The week started quiet — too quiet. Monday and Tuesday didn’t bring much market movement, and I called it “the calm before the storm.” I stayed mostly on the sidelines, just opening a few spreads in IWM and MSFT.
That storm hit on Wednesday. A weak GDP print, upbeat consumer data, and growing earnings volatility — especially in MSFT — sparked sharp swings. I held off on trading early, but a late-day surge threw off delta balances, particularly in QQQ and MSFT.
Then came Thursday — the MSFT earnings explosion. The stock jumped 9% at the open, which battered our Wiley Wolf (WW) portfolio. I closed all spreads and rebuilt exposure using new front-week trades to try to claw back some of the losses … which worked out for us.

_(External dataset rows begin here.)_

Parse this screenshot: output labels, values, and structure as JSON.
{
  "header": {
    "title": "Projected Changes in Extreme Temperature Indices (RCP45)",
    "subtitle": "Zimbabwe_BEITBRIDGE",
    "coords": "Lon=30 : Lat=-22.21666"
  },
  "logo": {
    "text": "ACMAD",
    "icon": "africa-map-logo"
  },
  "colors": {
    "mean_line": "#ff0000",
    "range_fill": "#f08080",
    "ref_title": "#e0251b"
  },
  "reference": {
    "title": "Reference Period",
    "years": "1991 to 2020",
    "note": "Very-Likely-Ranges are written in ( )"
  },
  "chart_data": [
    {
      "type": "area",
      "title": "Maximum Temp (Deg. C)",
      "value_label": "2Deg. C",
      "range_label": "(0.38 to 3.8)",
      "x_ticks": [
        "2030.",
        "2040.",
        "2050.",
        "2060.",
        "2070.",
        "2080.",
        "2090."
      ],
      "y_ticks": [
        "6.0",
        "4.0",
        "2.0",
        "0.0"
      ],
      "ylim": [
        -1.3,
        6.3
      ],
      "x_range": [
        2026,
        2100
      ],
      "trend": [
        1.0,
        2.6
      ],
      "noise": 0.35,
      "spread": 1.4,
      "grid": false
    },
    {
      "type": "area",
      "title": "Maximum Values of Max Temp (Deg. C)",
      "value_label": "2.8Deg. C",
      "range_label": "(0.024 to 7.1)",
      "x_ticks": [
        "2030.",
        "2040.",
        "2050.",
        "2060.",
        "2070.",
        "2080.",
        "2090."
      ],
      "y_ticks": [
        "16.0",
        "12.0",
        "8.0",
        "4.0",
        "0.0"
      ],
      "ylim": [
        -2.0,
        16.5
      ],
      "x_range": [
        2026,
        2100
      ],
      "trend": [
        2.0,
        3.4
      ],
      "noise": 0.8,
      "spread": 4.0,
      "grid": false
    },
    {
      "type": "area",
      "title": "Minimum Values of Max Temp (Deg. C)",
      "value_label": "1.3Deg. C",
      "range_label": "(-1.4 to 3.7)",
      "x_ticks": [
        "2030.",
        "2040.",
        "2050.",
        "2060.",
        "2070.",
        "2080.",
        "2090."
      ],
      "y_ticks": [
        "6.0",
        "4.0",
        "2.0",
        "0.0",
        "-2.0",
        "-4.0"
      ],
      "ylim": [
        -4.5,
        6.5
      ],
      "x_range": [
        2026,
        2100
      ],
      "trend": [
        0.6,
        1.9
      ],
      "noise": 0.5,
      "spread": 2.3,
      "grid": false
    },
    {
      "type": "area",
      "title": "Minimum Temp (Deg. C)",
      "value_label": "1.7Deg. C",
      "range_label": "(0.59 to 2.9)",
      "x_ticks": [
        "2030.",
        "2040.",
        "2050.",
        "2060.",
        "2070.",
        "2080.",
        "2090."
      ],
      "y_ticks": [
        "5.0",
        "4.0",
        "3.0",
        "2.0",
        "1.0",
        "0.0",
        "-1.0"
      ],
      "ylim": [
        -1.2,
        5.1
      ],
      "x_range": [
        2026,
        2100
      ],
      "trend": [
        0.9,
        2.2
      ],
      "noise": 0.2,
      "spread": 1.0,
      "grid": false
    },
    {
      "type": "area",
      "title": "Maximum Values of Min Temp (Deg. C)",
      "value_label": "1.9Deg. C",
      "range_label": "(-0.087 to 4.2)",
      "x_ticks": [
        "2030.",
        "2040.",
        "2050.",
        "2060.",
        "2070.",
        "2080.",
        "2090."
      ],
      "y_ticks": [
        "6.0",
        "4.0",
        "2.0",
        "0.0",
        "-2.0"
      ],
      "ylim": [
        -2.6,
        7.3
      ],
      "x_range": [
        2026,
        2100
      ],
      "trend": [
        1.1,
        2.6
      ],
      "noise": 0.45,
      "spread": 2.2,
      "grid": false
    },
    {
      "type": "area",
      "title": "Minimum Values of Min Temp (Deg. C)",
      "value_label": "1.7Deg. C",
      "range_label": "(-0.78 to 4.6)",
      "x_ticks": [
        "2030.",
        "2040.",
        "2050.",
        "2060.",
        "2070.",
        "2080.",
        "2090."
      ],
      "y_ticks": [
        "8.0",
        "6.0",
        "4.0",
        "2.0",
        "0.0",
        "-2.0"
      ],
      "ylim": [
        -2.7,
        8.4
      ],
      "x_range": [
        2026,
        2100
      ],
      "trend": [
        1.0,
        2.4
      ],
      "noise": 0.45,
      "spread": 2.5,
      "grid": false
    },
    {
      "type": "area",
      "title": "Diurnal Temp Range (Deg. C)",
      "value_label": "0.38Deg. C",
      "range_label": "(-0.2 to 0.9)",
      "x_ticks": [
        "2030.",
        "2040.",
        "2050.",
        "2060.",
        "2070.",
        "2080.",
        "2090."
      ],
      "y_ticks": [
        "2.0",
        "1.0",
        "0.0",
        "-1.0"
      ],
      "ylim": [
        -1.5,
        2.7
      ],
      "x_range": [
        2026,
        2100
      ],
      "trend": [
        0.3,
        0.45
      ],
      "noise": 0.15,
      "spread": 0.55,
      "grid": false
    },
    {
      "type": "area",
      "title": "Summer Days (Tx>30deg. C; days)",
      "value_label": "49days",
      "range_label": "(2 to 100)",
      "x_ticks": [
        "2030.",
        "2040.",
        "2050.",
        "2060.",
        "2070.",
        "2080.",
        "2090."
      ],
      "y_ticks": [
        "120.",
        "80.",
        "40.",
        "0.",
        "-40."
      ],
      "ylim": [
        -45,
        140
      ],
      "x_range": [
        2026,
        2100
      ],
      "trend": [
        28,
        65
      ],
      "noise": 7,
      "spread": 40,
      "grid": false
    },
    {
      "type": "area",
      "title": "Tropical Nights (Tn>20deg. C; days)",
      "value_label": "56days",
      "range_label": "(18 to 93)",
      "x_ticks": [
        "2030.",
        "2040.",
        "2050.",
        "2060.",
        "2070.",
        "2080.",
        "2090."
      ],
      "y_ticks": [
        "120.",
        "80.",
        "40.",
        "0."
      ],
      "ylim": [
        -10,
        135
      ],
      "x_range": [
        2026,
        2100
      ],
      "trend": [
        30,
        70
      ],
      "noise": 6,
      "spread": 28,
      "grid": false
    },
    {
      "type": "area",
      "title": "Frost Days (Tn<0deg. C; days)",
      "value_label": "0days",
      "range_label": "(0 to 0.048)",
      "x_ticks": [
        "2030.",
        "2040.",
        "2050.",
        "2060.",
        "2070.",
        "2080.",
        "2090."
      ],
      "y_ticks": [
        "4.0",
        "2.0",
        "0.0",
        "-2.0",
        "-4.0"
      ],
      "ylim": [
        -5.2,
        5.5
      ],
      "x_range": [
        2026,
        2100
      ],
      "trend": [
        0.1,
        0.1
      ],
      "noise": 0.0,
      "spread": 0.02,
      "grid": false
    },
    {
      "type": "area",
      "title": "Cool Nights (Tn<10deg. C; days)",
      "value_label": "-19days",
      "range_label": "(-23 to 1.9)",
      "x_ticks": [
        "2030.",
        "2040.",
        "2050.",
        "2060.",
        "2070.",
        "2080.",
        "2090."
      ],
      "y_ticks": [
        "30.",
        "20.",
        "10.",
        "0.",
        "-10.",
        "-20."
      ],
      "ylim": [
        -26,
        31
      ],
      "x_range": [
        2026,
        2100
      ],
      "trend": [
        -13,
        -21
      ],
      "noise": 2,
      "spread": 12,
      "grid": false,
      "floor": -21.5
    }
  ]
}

Friday brought a market rebound and a busy trading day — 25 trades in total across the portfolios. I rebalanced deltas in MSFT, DIS, and IWM, using the Friday strength to reposition and reduce risk.
A 2% weekly loss doesn’t feel great in an up market, but it would have been far worse had the other portfolios not posted gains. And it sure looks better next to WW’s 28% plunge on Thursday.
That brings me to an important point: diversification, one of the oldest lessons in investing. People often ask me which portfolios to trade. My answer is always the same: if you can, trade them all.
You see, I never know which strategy will outperform. WW has been my steadiest performer for years, and now it’s down 30% YTD. Honey Badger was a rock star in 2023, then gave a chunk back in 2024. But by spreading risk across all four portfolios — each with different structures, timeframes, and trade mechanics — I can absorb hits like this week. WW got hammered, but the other three helped cut the Composite’s loss to just 2%. Diversification doesn’t always boost returns, but it does help limit pain. And for someone as risk conscious as I am, that trade off is more than worth it.
Thanks for reading. Best of luck out there this week!